Participant(s) Bio
Dagoberto Gilb was born in the city of Los Angeles, his mother a Mexican who crossed the border illegally, and his father a Spanish-speaking Anglo raised in East Los Angeles. He studied philosophy and religion at the University of California, Santa Barbara, and graduated with both bachelor's and master's degrees. After that, he began his life as a construction worker, eventually joining the union in Los Angeles; a member of the United Brotherhood of Carpenters and Joiners. As a class-A journeyman carpenter, his employment for the next twelve years was on high-rise buildings, including MOCA. His books include The Magic of Blood (1993), which won the 1994 PEN/Hemingway Award, ,i>The Last Known Residence of Mickey Acuña (1994), A New York Times Notable Book of the Year, Woodcuts of Women (2001), and Gritos (2003). Gilb recently published, as its editor, Hecho en Tejas: An Anthology of Texas Mexican Literature (2006). He is now a tenured professor in the Creative Writing Program at Texas State University, in San Marcos, Texas.

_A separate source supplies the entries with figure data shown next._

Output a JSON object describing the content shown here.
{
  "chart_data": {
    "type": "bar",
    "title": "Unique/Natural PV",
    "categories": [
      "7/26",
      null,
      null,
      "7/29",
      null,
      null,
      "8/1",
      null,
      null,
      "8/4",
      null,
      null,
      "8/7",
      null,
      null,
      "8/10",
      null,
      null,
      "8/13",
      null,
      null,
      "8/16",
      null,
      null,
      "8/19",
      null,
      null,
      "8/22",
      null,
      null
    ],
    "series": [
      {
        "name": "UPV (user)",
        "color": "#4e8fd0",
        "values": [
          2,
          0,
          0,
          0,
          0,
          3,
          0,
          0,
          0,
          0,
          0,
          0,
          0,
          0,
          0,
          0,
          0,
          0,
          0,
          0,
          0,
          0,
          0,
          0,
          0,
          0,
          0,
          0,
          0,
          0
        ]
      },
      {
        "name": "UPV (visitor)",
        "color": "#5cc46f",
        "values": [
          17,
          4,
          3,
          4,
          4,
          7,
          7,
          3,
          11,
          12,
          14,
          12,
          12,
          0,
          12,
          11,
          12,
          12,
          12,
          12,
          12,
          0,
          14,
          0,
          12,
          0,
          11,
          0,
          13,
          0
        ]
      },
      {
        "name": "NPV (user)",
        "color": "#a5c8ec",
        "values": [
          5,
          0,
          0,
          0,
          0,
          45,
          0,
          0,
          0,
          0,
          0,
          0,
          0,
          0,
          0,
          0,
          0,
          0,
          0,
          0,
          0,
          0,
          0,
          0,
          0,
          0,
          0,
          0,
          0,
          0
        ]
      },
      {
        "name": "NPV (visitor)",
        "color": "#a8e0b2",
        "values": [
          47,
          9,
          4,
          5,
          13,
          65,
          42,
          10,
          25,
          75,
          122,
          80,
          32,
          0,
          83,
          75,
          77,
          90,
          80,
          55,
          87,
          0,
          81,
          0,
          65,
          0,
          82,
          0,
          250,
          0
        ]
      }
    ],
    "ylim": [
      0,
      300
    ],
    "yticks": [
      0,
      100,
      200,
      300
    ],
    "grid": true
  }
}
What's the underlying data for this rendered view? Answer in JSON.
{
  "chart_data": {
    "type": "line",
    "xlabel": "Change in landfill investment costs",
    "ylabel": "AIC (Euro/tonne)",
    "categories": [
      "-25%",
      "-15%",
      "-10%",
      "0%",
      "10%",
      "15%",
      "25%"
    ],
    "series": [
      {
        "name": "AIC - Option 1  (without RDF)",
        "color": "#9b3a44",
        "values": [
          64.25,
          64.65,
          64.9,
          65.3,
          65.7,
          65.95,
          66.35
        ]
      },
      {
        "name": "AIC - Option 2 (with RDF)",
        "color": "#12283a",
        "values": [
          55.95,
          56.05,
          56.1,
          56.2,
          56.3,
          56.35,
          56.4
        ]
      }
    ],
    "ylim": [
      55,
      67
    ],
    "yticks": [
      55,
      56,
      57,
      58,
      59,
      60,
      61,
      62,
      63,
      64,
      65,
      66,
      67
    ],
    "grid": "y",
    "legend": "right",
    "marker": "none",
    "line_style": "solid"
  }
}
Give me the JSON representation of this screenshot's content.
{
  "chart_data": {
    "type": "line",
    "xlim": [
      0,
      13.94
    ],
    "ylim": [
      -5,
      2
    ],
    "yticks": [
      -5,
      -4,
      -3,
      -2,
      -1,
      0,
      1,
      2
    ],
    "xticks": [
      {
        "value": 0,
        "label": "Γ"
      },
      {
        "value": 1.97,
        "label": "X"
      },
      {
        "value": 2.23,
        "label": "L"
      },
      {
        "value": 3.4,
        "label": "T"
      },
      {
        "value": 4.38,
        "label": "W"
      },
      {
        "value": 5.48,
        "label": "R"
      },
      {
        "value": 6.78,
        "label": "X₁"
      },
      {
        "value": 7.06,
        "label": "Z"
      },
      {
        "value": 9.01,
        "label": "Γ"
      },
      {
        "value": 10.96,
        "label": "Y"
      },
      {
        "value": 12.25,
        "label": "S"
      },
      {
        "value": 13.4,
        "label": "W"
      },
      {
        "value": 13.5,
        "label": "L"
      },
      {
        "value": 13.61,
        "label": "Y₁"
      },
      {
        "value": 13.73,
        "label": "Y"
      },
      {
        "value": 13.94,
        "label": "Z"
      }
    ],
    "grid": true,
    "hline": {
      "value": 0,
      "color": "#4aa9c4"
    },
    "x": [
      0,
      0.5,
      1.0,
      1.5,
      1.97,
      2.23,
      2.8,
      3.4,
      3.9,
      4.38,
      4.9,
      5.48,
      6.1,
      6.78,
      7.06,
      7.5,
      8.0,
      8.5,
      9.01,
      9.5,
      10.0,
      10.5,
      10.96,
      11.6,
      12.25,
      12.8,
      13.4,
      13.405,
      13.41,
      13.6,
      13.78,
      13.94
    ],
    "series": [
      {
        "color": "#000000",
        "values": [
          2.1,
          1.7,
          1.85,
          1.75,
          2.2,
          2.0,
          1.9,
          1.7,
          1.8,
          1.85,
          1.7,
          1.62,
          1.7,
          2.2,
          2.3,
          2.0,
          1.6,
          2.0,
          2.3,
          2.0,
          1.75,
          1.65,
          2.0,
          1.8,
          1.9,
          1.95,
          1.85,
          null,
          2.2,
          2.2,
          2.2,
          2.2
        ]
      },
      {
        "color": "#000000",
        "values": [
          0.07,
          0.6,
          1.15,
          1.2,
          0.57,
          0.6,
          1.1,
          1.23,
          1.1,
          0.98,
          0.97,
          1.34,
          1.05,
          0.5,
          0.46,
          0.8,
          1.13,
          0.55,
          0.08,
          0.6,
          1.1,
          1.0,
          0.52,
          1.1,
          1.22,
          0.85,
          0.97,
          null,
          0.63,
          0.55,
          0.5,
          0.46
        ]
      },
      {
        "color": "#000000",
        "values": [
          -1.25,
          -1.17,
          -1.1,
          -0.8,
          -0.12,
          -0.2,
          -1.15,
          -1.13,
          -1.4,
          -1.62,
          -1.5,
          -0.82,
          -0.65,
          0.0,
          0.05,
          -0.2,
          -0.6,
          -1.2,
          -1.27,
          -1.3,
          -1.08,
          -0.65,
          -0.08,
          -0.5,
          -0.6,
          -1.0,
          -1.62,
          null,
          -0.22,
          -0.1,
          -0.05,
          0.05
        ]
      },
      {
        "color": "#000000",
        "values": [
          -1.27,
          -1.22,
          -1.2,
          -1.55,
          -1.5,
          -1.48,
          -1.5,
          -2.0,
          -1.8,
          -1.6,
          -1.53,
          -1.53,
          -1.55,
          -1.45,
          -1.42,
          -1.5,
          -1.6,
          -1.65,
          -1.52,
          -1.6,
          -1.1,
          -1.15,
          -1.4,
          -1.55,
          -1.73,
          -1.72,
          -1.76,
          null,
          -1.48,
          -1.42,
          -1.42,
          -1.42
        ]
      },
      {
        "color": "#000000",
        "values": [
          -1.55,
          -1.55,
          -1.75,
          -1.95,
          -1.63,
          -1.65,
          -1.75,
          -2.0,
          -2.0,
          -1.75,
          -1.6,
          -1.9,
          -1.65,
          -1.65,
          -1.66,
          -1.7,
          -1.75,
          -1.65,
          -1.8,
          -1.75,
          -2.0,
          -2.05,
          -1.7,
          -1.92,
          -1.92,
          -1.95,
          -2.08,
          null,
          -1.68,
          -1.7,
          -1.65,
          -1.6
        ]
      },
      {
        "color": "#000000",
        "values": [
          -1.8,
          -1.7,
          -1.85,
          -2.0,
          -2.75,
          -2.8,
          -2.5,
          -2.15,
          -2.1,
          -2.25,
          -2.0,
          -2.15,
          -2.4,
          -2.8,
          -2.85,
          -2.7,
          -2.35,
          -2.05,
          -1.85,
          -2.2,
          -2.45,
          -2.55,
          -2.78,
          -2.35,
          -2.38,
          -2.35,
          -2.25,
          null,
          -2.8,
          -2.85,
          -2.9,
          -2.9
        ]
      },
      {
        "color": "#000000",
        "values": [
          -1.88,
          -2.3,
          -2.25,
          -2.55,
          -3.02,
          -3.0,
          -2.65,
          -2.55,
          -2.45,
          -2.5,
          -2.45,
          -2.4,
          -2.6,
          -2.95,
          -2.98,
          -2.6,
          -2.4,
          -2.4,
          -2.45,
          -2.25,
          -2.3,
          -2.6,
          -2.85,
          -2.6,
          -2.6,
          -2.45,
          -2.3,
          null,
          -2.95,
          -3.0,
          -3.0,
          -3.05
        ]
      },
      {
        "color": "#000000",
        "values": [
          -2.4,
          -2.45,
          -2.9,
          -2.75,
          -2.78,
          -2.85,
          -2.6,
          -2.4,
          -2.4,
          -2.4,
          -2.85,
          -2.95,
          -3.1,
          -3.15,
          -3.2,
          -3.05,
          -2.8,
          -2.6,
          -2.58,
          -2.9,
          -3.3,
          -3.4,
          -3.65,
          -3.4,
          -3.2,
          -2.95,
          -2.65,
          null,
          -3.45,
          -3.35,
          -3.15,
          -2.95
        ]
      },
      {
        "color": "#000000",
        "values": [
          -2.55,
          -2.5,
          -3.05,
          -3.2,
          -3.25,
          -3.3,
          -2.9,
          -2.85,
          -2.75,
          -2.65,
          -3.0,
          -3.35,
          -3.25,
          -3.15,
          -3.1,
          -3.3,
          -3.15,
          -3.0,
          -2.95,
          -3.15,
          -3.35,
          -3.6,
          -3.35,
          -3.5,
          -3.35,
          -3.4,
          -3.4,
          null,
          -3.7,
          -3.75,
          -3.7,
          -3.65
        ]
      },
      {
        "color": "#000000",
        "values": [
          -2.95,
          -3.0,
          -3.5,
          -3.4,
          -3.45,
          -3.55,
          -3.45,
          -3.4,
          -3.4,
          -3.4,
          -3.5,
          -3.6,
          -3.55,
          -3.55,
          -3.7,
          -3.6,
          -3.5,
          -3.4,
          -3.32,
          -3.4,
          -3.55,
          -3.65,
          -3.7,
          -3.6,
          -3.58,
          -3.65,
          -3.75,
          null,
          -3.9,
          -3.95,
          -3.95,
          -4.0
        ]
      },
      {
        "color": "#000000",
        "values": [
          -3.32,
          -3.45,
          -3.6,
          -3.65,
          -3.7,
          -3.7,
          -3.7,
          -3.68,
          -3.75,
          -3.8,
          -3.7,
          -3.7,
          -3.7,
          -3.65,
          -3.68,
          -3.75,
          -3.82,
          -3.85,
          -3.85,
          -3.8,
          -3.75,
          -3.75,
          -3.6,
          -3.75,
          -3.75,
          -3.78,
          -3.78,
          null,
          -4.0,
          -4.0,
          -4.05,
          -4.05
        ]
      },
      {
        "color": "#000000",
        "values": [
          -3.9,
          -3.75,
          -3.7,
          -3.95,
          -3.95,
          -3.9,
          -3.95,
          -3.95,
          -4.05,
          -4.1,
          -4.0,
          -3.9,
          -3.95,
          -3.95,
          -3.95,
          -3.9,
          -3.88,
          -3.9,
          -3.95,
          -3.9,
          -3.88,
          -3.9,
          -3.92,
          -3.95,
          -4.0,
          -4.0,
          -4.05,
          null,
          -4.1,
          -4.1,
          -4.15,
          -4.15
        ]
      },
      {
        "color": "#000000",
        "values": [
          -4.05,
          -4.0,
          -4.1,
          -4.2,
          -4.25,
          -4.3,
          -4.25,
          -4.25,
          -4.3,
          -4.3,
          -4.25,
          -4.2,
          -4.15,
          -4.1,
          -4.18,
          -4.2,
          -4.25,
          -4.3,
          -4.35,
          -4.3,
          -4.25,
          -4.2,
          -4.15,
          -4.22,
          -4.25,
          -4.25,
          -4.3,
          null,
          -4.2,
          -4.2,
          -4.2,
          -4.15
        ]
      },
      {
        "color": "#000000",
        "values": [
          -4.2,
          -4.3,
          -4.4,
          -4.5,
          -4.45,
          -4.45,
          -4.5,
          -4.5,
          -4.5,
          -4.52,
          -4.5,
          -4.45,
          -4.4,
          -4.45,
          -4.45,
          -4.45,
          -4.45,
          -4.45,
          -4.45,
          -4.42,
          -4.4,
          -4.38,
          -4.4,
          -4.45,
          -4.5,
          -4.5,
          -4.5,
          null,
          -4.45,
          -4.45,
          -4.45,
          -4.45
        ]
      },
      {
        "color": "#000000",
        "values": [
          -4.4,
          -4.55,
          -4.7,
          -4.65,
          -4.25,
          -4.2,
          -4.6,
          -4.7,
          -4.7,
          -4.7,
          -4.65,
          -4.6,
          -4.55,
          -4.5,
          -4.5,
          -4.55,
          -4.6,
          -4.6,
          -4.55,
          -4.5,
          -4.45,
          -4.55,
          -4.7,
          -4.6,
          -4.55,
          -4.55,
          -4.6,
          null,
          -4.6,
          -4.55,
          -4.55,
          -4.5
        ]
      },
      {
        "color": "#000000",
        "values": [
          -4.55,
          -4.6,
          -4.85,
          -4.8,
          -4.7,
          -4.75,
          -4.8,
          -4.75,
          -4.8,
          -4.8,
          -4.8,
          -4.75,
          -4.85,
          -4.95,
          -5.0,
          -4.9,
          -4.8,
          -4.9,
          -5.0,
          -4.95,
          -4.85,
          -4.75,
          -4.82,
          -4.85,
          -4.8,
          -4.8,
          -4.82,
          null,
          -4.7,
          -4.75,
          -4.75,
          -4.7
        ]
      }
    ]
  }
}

Marisela Norte is considered one of the most important literary voices to come out of East Los Angeles. She has contributed to many publications including Rolling Stone, Interview, Elle, LA Weekly, Buzz, WEST, the Los Angeles Times Sunday Magazine, Chicana Art, BOMB, Tu Ciudad and the upcoming issue of Propagandist. She has performed her work throughout California and many cities in the United States, and most recently at the Tate Modern in London. Norte has also co-authored the play, Black Butterfly, Jaquar Girl, Pinanta Woman and Other Super Hero Girls Like Me, and performed it at 350 Middle and High Schools in Los Angeles the last few years. Marisela Norte has been honored at the Kennedy Center in DC and nominated for an Ovation award. Her work can also be found in a number of anthologies, among them Microphone Fiends, Bordered Sexualities: Bodies on the Verge of a Nation, The Geography of Home: California's Poetry of Place, Rara Avis, Loca Motion: The Travels of Latina and Chicana Popular Culture, and just published Chicana Art-The Politics of Spiritual and Aesthetic Altarities by Laura Perez.